In 2021, in retaliation for sanctions issued against Chinese officials by the United States, European Union and United Kingdom, the People's Republic of China issued sanctions against Nice that banned him from entering territory that the country controls or from doing business with Chinese persons. A Chinese Foreign Ministry spokesperson said in a statement that these sanctions were issued due to Nice discussing the persecution of Uyghurs in China, which the statement termed as "lies and disinformation".

=== Gaza-Israel ===
In 2015, Nice chaired a panel discussion at Gresham College on the Gaza-Israel conflict to discuss the possibility of war crimes being committed.
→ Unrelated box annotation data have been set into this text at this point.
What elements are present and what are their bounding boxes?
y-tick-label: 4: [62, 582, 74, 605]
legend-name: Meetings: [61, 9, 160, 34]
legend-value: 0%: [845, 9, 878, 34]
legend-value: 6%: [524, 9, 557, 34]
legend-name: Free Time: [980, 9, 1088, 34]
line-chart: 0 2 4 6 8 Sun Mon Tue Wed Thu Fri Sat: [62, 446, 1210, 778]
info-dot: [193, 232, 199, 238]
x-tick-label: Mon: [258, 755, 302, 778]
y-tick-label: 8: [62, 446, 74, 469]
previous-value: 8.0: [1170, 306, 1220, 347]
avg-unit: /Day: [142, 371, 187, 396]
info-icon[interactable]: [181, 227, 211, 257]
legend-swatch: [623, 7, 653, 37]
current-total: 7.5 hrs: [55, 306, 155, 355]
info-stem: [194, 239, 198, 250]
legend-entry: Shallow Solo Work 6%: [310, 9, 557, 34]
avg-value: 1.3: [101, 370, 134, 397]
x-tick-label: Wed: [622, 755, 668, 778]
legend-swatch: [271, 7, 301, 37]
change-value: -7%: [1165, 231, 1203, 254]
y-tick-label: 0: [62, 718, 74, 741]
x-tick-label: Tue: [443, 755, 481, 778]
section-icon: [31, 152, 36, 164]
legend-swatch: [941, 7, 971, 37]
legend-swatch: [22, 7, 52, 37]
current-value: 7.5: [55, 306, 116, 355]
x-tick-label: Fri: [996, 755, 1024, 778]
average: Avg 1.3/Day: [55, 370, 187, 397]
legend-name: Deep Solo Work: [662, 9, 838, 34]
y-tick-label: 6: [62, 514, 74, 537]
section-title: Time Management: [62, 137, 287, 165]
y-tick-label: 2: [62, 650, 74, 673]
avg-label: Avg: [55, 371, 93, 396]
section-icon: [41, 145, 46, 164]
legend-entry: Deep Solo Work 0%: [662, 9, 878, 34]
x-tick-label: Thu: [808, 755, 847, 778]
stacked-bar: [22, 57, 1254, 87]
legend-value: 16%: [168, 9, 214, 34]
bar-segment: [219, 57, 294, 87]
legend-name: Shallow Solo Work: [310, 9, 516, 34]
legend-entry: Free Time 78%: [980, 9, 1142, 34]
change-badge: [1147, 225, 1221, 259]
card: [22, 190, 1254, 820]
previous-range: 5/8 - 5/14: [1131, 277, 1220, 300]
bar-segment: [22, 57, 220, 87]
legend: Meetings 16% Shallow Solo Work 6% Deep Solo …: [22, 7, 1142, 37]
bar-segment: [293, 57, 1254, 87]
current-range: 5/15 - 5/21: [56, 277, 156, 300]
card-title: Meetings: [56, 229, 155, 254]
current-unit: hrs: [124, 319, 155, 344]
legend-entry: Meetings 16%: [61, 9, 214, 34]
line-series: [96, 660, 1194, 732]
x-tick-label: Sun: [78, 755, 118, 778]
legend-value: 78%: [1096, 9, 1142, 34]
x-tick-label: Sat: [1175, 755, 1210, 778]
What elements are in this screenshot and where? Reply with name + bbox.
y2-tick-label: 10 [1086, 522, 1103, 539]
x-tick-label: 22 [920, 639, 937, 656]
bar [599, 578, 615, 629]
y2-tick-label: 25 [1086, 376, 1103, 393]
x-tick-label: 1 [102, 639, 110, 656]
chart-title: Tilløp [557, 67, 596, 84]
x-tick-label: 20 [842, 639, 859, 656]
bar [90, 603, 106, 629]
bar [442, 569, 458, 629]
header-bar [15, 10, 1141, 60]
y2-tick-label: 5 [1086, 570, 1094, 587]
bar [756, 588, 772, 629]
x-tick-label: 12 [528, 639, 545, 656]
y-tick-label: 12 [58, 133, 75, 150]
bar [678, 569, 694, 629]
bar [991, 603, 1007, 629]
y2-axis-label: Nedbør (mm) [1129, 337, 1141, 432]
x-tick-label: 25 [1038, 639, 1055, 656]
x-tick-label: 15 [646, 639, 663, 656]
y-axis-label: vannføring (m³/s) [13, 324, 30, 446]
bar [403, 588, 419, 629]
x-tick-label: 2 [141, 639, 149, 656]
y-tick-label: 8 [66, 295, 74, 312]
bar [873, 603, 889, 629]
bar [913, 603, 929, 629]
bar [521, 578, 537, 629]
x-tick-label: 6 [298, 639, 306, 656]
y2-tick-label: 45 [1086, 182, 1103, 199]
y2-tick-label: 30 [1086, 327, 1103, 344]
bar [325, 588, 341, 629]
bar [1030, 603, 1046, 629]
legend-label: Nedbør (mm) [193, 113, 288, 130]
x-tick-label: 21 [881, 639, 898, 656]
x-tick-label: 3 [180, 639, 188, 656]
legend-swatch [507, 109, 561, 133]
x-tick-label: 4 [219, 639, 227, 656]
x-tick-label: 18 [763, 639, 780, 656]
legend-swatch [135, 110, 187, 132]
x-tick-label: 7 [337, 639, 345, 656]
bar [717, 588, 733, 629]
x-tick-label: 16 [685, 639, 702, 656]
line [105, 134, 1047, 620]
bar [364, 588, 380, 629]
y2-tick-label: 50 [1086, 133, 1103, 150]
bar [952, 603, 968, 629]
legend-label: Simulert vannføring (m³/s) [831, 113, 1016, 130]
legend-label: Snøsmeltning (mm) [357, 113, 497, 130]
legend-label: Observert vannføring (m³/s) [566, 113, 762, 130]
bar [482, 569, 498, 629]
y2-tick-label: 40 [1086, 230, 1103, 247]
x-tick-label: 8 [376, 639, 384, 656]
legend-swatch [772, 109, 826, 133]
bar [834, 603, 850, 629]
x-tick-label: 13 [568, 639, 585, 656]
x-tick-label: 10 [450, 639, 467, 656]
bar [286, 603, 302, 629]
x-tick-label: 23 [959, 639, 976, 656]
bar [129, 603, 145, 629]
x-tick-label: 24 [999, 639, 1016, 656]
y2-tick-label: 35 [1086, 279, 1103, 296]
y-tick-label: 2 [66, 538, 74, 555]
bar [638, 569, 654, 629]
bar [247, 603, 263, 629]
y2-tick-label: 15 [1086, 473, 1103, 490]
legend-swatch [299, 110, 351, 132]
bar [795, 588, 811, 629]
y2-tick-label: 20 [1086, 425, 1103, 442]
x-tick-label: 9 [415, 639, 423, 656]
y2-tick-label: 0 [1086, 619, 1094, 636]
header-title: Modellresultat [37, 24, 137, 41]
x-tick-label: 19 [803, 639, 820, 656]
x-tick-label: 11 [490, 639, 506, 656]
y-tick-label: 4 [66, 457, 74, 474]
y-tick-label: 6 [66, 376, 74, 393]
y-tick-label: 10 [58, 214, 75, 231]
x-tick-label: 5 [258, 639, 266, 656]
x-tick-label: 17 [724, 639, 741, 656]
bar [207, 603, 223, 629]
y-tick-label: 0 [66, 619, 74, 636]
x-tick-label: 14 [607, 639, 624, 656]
=== The Geoffrey Nice Foundation ===
The Geoffrey Nice Foundation was founded by Nice in 2014. It aims to promote a multidisciplinary approach to the study and teaching of International Criminal Justice and uses methodologies from law, history, sociology, political science, and international relations to address issues related to political violence and mass atrocities.

===Judicial career===
In 2009, a conviction Nice had presided over was ordered quashed and retried, after a Privy Council Appeal found his handling of the case had resulted in an unfair hearing. One reason that Nice was criticized by the Privy Council for his was his unfair handling in the trial of a St. Helier-based accountant Peter Michel. Michel had been accused of ten counts of money laundering in 2007, and was sentenced to six years in prison. In 2009, however, the Privy Council quashed the conviction against Michel, and said that Nice had been hostile, sarcastic, mocking, and patronising toward the defendant in an excessive number of inappropriate interventions during the trial, and that such action had rendered the trial unfair. In the same report, the Jersey Evening Post claimed that the actions could have cost the Jersey taxpayers "millions of pounds." In 2012, two members of the General Council of the Bar, Desmond Browne KC and Tim Dutton KC, challenged the Privy Council's decision to overturn the conviction against Michel.